Genelgeyle, memurların şikayetle devletten atılmalarının yolu açıldı. Bürokratlar, 'makul şüphe' bahanesiyle belediyeler dahil tüm kamu kurumlarında çalışan memur ve sözleşmeli personeli kurumundan atabilecek. Memurlar amirleri tarafından savcılığa 'şu örgütle ilişkili, propagandasını yapıyor, yardım ediyor' denilerek ihbar edilebilecek. 'Legal görünümlü illegal yapıya mensup, ilişkili' denilerek somut delil olmadan memuriyetten atılabilecek.

MEMURUN GÜVENCESİ KALMAZ

Davutoğlu imzalı genelgeyle kamuda çalışan tüm memurların mahkeme kararı olmadan muğlak suçlamalarla memurluktan atılmasının yolu açılıyor. Genelgenin uygulanması durumunda, ceza kanunlarında yer almayan, sınırı belli olmayan, soyut ifadeler memurun ihracı için gerekçe kabul edilecek. Hukukçular, genelgenin Anayasa ve kanuna aykırı hükümler içerdiğini belirtti. Hukukçular, "Memurun güvencesi kalmaz. Kanunda sayılan haller dışında memuriyetten çıkarma kararı verilemez. Hukuka uygun bir yanı yok. Başka bir amacı var" dedi.

MUĞLAK ŞÜPHE MADDELERİ
28 Şubat'ın 19. yıl dönümünde "Milli Güvenliği Tehdit Eden Örgüt ve Yapılarla İrtibatlı Kamu Çalışanları Hakkında" genelge dünkü Resmi Gazete'de yayımlandı. Genelgede, devlet kurumlarında çalışanlara dönük adeta 'cadı avı' başlatılması talimatı veriliyor. 28 Şubat döneminde olduğu gibi Batı Çalışma Grubu'nun yürüttüğü fişleme ve takipleri 'yetkili amirler' yapacak. Başbakanlık Takip Kurulu'nun yaptığı gibi soyut gerekçelerle memurlar devletten atılacak.

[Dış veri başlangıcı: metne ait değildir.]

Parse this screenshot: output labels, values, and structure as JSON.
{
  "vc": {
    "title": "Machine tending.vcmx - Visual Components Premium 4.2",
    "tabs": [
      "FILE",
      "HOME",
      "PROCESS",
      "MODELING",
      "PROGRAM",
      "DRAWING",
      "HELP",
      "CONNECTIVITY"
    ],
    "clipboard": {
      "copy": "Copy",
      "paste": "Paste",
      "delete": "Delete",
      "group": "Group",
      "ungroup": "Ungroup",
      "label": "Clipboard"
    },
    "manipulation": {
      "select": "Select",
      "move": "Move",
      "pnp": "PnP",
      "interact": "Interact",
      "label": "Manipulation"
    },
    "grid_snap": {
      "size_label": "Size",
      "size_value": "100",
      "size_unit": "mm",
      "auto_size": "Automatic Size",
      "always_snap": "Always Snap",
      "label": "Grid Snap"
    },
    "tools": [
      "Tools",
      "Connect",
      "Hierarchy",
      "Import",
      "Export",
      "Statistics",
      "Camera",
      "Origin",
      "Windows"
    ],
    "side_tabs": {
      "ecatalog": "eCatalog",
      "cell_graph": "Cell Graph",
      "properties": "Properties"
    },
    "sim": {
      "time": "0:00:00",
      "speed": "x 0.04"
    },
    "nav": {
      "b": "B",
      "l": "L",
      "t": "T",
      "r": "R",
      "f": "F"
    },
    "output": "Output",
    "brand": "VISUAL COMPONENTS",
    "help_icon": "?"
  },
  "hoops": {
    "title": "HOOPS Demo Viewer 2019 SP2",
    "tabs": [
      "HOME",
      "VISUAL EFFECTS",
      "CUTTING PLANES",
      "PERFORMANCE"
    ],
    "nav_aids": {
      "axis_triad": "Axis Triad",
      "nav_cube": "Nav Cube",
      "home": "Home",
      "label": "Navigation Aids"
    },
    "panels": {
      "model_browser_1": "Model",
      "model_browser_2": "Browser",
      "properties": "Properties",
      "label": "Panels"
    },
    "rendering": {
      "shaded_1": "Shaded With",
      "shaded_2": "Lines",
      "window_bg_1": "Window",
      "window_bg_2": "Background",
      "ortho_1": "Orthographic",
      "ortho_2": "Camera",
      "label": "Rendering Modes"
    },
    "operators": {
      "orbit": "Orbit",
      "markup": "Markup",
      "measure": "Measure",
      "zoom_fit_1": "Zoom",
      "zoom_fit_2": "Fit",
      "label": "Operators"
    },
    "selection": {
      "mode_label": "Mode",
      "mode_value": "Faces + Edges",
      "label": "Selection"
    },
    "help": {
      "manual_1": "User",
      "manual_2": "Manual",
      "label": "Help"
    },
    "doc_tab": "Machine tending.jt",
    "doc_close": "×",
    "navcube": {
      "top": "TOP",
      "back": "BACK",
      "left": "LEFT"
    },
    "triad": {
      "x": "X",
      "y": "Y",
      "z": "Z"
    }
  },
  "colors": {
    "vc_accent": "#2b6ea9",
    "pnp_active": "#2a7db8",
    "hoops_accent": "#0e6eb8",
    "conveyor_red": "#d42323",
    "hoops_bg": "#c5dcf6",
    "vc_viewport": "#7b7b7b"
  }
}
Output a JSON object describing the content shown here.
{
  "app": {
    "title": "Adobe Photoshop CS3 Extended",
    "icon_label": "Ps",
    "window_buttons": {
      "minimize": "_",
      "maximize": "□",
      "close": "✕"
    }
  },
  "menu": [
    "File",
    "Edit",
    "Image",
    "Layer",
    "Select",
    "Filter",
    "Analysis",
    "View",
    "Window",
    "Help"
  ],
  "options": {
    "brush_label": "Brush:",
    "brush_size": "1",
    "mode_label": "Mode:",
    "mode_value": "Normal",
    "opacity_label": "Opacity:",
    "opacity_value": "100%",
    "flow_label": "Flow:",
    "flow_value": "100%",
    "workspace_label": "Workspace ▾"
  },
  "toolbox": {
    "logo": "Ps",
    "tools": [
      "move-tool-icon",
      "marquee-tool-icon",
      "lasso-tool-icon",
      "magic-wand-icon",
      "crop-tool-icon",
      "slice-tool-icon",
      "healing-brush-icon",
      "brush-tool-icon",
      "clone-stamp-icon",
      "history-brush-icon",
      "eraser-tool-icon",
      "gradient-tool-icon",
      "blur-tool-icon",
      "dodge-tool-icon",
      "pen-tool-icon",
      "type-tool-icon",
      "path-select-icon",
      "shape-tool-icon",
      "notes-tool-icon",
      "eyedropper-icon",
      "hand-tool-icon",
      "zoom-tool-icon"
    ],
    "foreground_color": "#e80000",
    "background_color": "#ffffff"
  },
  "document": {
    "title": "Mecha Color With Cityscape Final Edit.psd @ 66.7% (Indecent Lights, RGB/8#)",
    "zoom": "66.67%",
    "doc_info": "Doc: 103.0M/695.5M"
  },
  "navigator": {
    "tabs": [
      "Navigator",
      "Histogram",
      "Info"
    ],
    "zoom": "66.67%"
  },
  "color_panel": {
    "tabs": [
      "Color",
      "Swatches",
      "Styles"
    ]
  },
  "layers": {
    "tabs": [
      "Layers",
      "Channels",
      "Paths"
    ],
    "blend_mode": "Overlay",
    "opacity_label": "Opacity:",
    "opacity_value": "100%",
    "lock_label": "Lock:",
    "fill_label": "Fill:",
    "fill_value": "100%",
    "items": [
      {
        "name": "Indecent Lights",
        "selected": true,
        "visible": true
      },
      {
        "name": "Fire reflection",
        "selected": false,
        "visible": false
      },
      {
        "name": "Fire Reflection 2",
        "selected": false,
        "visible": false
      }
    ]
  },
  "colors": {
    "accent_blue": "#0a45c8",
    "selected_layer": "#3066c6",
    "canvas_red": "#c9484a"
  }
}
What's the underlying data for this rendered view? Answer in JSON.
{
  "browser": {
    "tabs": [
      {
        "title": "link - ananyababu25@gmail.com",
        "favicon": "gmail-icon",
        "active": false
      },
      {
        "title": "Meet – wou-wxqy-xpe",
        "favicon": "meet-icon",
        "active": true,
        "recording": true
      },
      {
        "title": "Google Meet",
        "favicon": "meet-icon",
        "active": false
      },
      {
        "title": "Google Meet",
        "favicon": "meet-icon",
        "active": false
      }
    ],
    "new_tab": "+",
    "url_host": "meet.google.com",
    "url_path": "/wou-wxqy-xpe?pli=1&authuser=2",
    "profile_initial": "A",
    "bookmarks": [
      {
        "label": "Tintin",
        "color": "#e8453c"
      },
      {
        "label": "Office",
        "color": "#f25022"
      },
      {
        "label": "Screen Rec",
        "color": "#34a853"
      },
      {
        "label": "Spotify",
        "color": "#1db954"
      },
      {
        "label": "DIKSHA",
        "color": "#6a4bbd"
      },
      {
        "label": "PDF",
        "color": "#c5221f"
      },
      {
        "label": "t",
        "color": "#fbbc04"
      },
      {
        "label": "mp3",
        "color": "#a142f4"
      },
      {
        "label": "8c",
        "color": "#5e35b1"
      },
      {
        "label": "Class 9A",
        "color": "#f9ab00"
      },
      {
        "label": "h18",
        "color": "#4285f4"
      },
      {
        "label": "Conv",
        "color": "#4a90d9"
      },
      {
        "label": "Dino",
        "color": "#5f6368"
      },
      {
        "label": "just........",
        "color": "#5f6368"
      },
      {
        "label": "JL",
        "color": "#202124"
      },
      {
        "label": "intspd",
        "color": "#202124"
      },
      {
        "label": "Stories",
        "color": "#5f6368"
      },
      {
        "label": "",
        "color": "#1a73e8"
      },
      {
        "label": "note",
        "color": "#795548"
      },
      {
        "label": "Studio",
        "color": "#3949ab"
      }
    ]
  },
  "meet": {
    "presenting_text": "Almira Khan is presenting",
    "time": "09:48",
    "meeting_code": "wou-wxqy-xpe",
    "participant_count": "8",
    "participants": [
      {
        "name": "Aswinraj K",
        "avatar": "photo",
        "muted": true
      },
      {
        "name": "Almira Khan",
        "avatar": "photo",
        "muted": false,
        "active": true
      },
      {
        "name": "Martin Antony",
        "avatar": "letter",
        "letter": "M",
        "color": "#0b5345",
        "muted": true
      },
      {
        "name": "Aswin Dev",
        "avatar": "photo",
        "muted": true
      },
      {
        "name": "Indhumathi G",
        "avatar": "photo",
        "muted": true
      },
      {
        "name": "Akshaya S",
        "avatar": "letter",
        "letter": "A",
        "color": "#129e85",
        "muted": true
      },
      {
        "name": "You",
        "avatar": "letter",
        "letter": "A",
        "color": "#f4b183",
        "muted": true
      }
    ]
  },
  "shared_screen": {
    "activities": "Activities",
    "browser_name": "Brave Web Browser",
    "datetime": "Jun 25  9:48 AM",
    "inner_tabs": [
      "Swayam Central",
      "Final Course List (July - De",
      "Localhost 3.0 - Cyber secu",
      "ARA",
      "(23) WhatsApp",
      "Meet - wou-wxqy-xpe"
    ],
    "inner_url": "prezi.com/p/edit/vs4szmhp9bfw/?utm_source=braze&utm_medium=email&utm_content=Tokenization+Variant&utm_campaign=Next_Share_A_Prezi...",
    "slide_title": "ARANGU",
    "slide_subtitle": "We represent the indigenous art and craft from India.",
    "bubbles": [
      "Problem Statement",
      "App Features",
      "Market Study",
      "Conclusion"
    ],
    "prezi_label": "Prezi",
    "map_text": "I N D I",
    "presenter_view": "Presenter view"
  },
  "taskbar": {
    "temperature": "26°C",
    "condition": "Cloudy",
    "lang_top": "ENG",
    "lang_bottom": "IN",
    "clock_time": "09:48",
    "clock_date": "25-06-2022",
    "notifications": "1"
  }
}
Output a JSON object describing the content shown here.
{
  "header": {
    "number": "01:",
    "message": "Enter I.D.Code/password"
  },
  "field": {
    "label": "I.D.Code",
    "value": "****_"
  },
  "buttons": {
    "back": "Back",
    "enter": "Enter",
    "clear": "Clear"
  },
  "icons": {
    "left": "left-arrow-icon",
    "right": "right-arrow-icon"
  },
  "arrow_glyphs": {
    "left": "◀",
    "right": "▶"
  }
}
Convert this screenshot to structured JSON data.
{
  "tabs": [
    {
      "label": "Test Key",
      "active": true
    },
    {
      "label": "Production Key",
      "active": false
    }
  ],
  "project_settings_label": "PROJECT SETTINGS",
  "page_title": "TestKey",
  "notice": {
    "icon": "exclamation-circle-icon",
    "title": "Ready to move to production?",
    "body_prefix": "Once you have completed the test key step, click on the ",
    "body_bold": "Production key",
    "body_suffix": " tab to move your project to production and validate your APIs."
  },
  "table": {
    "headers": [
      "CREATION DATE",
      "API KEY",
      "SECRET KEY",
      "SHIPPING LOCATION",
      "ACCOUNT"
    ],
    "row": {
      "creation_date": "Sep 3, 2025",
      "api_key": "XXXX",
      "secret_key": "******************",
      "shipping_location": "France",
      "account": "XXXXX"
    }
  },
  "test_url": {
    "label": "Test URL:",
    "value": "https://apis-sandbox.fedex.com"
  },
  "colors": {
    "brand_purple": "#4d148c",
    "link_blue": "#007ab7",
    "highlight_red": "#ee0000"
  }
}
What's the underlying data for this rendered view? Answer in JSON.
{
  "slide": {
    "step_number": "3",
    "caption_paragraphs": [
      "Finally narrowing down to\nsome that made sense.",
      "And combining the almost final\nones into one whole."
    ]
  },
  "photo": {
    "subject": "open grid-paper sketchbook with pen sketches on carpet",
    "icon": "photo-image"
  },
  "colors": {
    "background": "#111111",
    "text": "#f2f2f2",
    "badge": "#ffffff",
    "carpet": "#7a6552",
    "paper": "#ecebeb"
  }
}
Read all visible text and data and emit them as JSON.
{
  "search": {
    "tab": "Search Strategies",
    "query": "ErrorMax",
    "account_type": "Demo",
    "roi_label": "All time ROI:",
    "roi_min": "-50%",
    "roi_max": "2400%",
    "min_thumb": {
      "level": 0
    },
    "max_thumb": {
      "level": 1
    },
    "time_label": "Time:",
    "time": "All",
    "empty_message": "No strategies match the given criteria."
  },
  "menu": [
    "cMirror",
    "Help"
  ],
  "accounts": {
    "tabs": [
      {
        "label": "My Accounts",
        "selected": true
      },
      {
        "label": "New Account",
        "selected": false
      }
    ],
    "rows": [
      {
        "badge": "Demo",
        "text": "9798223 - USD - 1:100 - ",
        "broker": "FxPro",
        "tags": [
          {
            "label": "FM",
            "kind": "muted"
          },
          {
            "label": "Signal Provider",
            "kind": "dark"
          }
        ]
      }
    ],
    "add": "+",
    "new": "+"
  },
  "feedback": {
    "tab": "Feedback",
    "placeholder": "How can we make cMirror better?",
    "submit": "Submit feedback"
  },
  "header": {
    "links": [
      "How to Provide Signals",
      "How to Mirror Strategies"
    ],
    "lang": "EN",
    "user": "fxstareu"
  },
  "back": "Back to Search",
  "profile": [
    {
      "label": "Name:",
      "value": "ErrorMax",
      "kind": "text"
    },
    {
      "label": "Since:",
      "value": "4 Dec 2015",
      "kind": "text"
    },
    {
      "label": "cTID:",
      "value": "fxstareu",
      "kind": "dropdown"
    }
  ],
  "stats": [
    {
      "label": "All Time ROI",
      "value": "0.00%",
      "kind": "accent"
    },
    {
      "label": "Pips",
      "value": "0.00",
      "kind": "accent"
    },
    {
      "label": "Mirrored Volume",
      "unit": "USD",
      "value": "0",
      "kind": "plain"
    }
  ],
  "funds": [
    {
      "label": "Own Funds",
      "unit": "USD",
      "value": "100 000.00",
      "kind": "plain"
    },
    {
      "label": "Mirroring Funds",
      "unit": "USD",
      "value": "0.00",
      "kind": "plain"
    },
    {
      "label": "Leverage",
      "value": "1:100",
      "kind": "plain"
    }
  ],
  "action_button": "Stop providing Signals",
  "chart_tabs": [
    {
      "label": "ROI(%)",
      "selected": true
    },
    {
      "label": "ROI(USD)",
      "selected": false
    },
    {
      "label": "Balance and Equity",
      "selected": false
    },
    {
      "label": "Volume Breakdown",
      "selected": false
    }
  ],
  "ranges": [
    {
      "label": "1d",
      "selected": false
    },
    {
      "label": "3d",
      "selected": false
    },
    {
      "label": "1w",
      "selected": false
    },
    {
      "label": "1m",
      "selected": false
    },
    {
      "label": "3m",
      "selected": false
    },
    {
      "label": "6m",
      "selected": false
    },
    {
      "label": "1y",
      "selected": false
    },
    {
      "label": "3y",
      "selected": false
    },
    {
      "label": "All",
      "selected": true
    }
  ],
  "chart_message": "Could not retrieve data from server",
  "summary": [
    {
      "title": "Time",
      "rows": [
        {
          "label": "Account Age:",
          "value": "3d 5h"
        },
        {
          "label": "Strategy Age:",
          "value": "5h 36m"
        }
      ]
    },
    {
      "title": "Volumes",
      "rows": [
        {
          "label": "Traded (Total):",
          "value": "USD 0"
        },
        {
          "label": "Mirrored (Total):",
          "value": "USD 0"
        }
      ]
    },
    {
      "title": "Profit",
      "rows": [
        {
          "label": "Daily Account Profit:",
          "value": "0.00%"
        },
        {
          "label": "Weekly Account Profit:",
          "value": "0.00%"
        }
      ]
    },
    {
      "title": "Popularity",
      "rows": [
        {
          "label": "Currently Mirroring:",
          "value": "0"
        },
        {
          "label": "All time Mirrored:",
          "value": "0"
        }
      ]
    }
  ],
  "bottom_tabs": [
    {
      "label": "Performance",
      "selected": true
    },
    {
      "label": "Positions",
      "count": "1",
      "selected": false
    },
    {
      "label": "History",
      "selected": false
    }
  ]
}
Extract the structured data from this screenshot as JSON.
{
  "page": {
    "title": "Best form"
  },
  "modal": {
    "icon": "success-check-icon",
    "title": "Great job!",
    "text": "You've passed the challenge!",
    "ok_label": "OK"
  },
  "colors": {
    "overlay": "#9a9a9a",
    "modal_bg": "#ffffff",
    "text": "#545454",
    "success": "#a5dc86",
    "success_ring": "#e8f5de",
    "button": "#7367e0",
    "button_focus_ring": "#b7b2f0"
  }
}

28 ŞUBAT BENZERLİĞİ BELEDİYE VE TAŞERON ŞİRKETLER DE İÇİNDE
Başbakanlık genelgesinde görevden alınacak personel tarifi, kamu kurum ve kuruluşları ile sınırlı kalmadı. Belediyeler ve kamu ile belediyelere iş yapan taşeron şirketleri de içine alacak kadar geniş tutuldu. İl özel idareleri, belediyeler ve bağlı kuruluşları ile bunların kurdukları birlik ve işletmelerde çalışanlar hakkında da işlem yapılması istendi.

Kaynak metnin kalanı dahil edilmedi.